# Nerite questions



## duluoz (Mar 3, 2012)

Hey, folks. Just a couple questions regarding nerite snails.

1. My nerite's shell seems to be taking damage. Is there anything I should be doing as far as snail-shell-care goes?

2. It also laid some eggs, which I know wont hatch in freshwater. However, is there a way for me to move the eggs to a saltwater container and hatch them?

Thanks in advance for the info! Just got this little guy and very happy. Nerite's are pretty great.


----------



## djembekah (Feb 13, 2012)

is there a calcium source in the tank? if not i'd suggest adding one. I use a cuttlebone, and break off pieces when i need a new one. lack of calcium can cause damage. some people use tums too.
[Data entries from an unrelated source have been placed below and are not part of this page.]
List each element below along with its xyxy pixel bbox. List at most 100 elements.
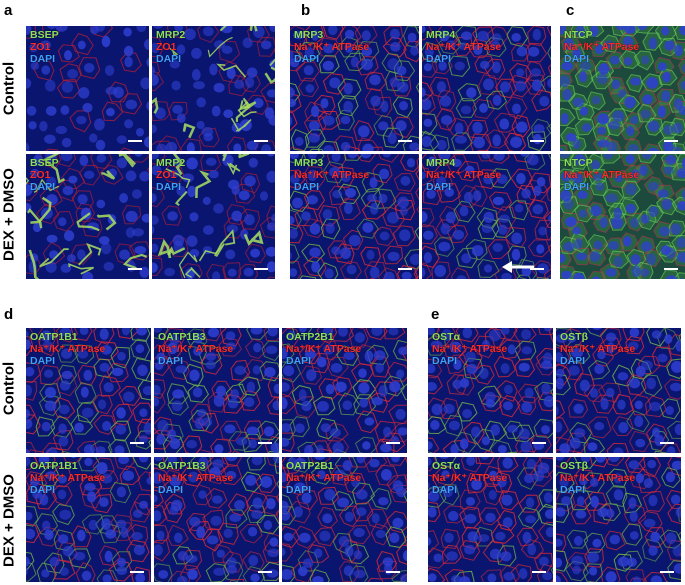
- stain-label-line: DAPI: [564, 53, 590, 65]
- panel-letter-c: c: [566, 2, 575, 19]
- stain-label: NTCP Na⁺/K⁺ ATPase DAPI: [564, 29, 639, 65]
- scale-bar: [660, 571, 674, 573]
- stain-label-line: DAPI: [30, 355, 56, 367]
- stain-label-line: Na⁺/K⁺ ATPase: [158, 472, 234, 484]
- micrograph-d-control-oatp1b1: OATP1B1 Na⁺/K⁺ ATPase DAPI: [26, 328, 151, 453]
- stain-label-line: Na⁺/K⁺ ATPase: [158, 343, 234, 355]
- stain-label-line: OSTα: [432, 460, 461, 472]
- micrograph-d-dex-oatp1b3: OATP1B3 Na⁺/K⁺ ATPase DAPI: [154, 457, 279, 582]
- scale-bar: [128, 268, 142, 270]
- stain-label-line: DAPI: [30, 181, 56, 193]
- micrograph-image: [26, 154, 149, 279]
- stain-label-line: DAPI: [156, 181, 182, 193]
- stain-label: OATP2B1 Na⁺/K⁺ ATPase DAPI: [286, 331, 361, 367]
- micrograph-image: [560, 26, 685, 151]
- micrograph-c-control-ntcp: NTCP Na⁺/K⁺ ATPase DAPI: [560, 26, 685, 151]
- stain-label-line: Na⁺/K⁺ ATPase: [294, 41, 370, 53]
- micrograph-d-control-oatp2b1: OATP2B1 Na⁺/K⁺ ATPase DAPI: [282, 328, 407, 453]
- scale-bar: [530, 140, 544, 142]
- stain-label: NTCP Na⁺/K⁺ ATPase DAPI: [564, 157, 639, 193]
- micrograph-image: [556, 328, 681, 453]
- stain-label: OATP1B1 Na⁺/K⁺ ATPase DAPI: [30, 331, 105, 367]
- micrograph-image: [154, 328, 279, 453]
- stain-label-line: DAPI: [426, 53, 452, 65]
- scale-bar: [254, 140, 268, 142]
- stain-label-line: Na⁺/K⁺ ATPase: [560, 472, 636, 484]
- stain-label-line: DAPI: [286, 484, 312, 496]
- micrograph-b-control-mrp4: MRP4 Na⁺/K⁺ ATPase DAPI: [422, 26, 551, 151]
- stain-label-line: Na⁺/K⁺ ATPase: [426, 169, 502, 181]
- micrograph-image: [152, 26, 275, 151]
- scale-bar: [386, 571, 400, 573]
- scale-bar: [130, 571, 144, 573]
- stain-label-line: ZO1: [156, 41, 177, 53]
- stain-label-line: DAPI: [432, 355, 458, 367]
- row-label-dex-bottom: DEX + DMSO: [0, 474, 18, 567]
- stain-label-line: OSTβ: [560, 460, 588, 472]
- stain-label: MRP4 Na⁺/K⁺ ATPase DAPI: [426, 29, 501, 65]
- stain-label-line: OATP1B1: [30, 331, 78, 343]
- stain-label: MRP4 Na⁺/K⁺ ATPase DAPI: [426, 157, 501, 193]
- micrograph-a-dex-bsep: BSEP ZO1 DAPI: [26, 154, 149, 279]
- scale-bar: [254, 268, 268, 270]
- stain-label-line: DAPI: [294, 53, 320, 65]
- stain-label: OATP1B3 Na⁺/K⁺ ATPase DAPI: [158, 460, 233, 496]
- arrow-icon: [502, 261, 534, 273]
- micrograph-image: [154, 457, 279, 582]
- stain-label-line: Na⁺/K⁺ ATPase: [560, 343, 636, 355]
- micrograph-image: [26, 328, 151, 453]
- micrograph-image: [422, 26, 551, 151]
- stain-label-line: BSEP: [30, 157, 59, 169]
- stain-label-line: Na⁺/K⁺ ATPase: [564, 41, 640, 53]
- micrograph-d-dex-oatp1b1: OATP1B1 Na⁺/K⁺ ATPase DAPI: [26, 457, 151, 582]
- stain-label-line: MRP3: [294, 157, 324, 169]
- stain-label: OSTα Na⁺/K⁺ ATPase DAPI: [432, 460, 507, 496]
- stain-label-line: DAPI: [560, 484, 586, 496]
- scale-bar: [258, 442, 272, 444]
- micrograph-image: [422, 154, 551, 279]
- micrograph-image: [556, 457, 681, 582]
- micrograph-image: [26, 457, 151, 582]
- scale-bar: [664, 268, 678, 270]
- stain-label-line: NTCP: [564, 29, 593, 41]
- scale-bar: [532, 571, 546, 573]
- stain-label-line: MRP3: [294, 29, 324, 41]
- micrograph-image: [290, 154, 419, 279]
- micrograph-image: [428, 328, 553, 453]
- panel-letter-a: a: [4, 2, 13, 19]
- stain-label-line: DAPI: [286, 355, 312, 367]
- scale-bar: [386, 442, 400, 444]
- stain-label-line: MRP2: [156, 157, 186, 169]
- stain-label-line: Na⁺/K⁺ ATPase: [30, 343, 106, 355]
- micrograph-a-control-mrp2: MRP2 ZO1 DAPI: [152, 26, 275, 151]
- stain-label: MRP2 ZO1 DAPI: [156, 29, 185, 65]
- stain-label-line: OSTα: [432, 331, 461, 343]
- micrograph-b-control-mrp3: MRP3 Na⁺/K⁺ ATPase DAPI: [290, 26, 419, 151]
- stain-label-line: DAPI: [156, 53, 182, 65]
- stain-label-line: Na⁺/K⁺ ATPase: [432, 343, 508, 355]
- stain-label-line: OSTβ: [560, 331, 588, 343]
- scale-bar: [398, 140, 412, 142]
- stain-label: OATP2B1 Na⁺/K⁺ ATPase DAPI: [286, 460, 361, 496]
- stain-label-line: MRP4: [426, 29, 456, 41]
- panel-letter-b: b: [301, 2, 311, 19]
- stain-label-line: DAPI: [564, 181, 590, 193]
- scale-bar: [398, 268, 412, 270]
- micrograph-b-dex-mrp4: MRP4 Na⁺/K⁺ ATPase DAPI: [422, 154, 551, 279]
- stain-label-line: OATP2B1: [286, 460, 334, 472]
- micrograph-image: [560, 154, 685, 279]
- stain-label-line: OATP1B3: [158, 460, 206, 472]
- stain-label-line: ZO1: [30, 41, 51, 53]
- row-label-control-top: Control: [0, 61, 18, 116]
- stain-label-line: Na⁺/K⁺ ATPase: [286, 343, 362, 355]
- stain-label-line: MRP4: [426, 157, 456, 169]
- stain-label: MRP3 Na⁺/K⁺ ATPase DAPI: [294, 157, 369, 193]
- scale-bar: [258, 571, 272, 573]
- micrograph-image: [290, 26, 419, 151]
- stain-label-line: DAPI: [432, 484, 458, 496]
- stain-label-line: ZO1: [30, 169, 51, 181]
- stain-label: OSTβ Na⁺/K⁺ ATPase DAPI: [560, 460, 635, 496]
- micrograph-b-dex-mrp3: MRP3 Na⁺/K⁺ ATPase DAPI: [290, 154, 419, 279]
- stain-label-line: MRP2: [156, 29, 186, 41]
- stain-label-line: BSEP: [30, 29, 59, 41]
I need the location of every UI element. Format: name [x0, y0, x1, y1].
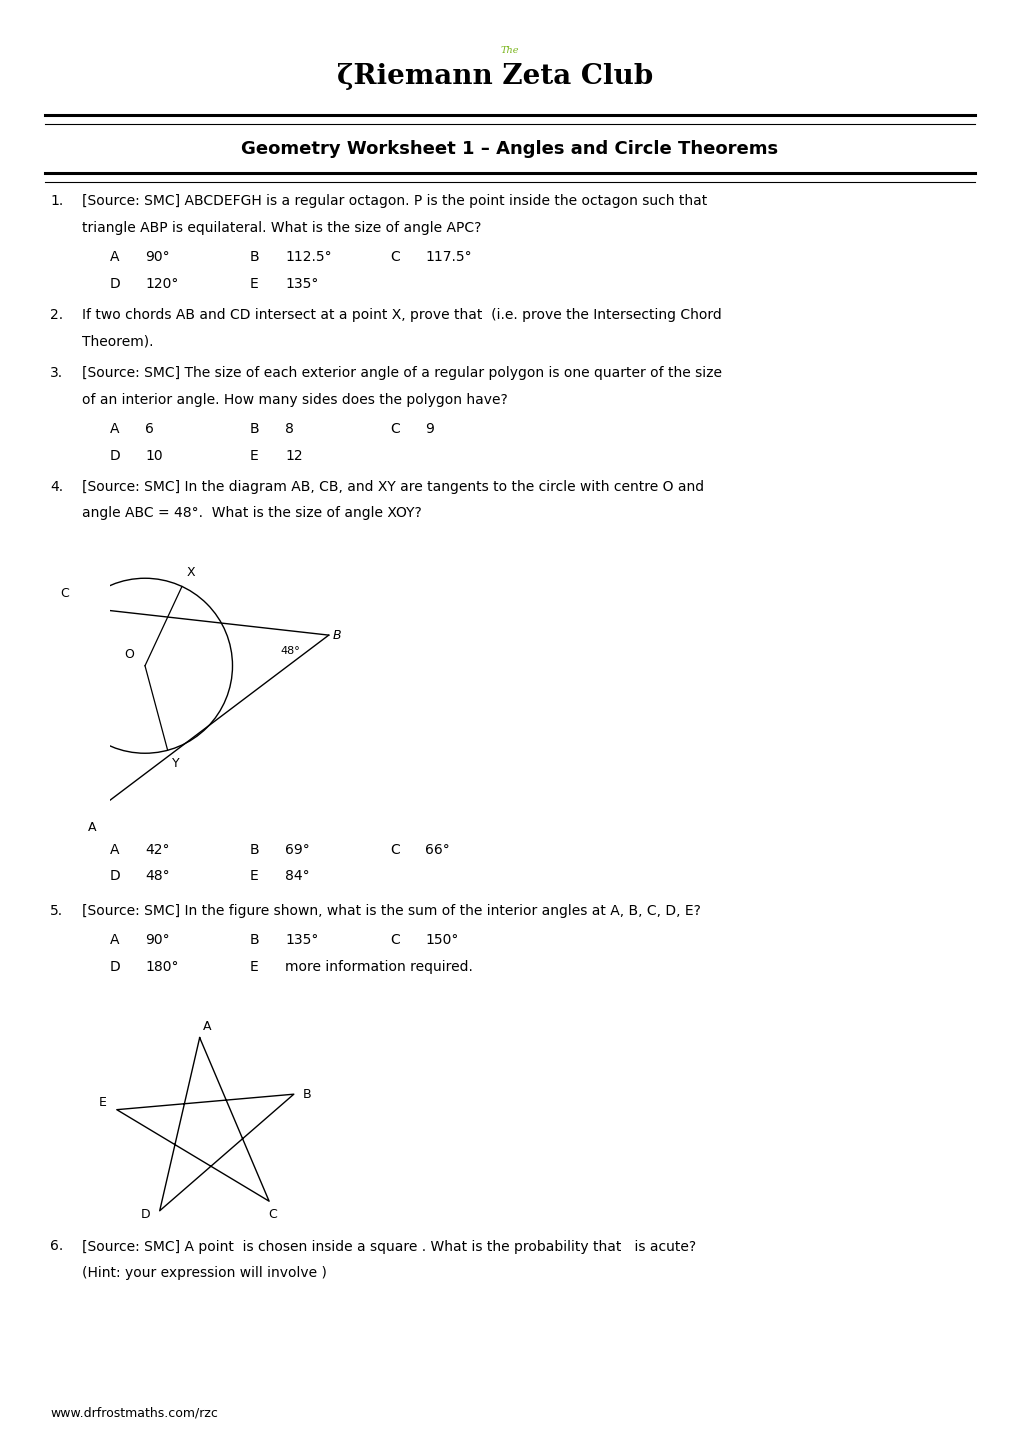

i dont know anything about moving the eggs. since i already have a bunch of baby rabbit snails, i can't let the nerites hatch, so i just scrape them off and throw them away.


----------



## duluoz (Mar 3, 2012)

I don't have a calcium source. Do you know what a good one might be?

Thanks for the answer!


----------



## Silverfang (Mar 25, 2011)

I toss in a calcium pill once or twice a week (like you find in the vitamins aisle). My trumpets and ponds love it, the nerites even poke at it. My apples... won't touch it.


----------



## duluoz (Mar 3, 2012)

Thank you! I was considering that, but wasn't sure if it was wise. How big is your tank (so I know if I should toss in more or less)?


----------



## Sakura8 (May 12, 2011)

Silver's tank is 29 or 30 gal, if I'm not mistaken.

Although people use Tums, I don't know if I would recommend them because Tums have other ingredients that could prove fatal to aquarium habitants. Not the least being peppermint flavoring.


----------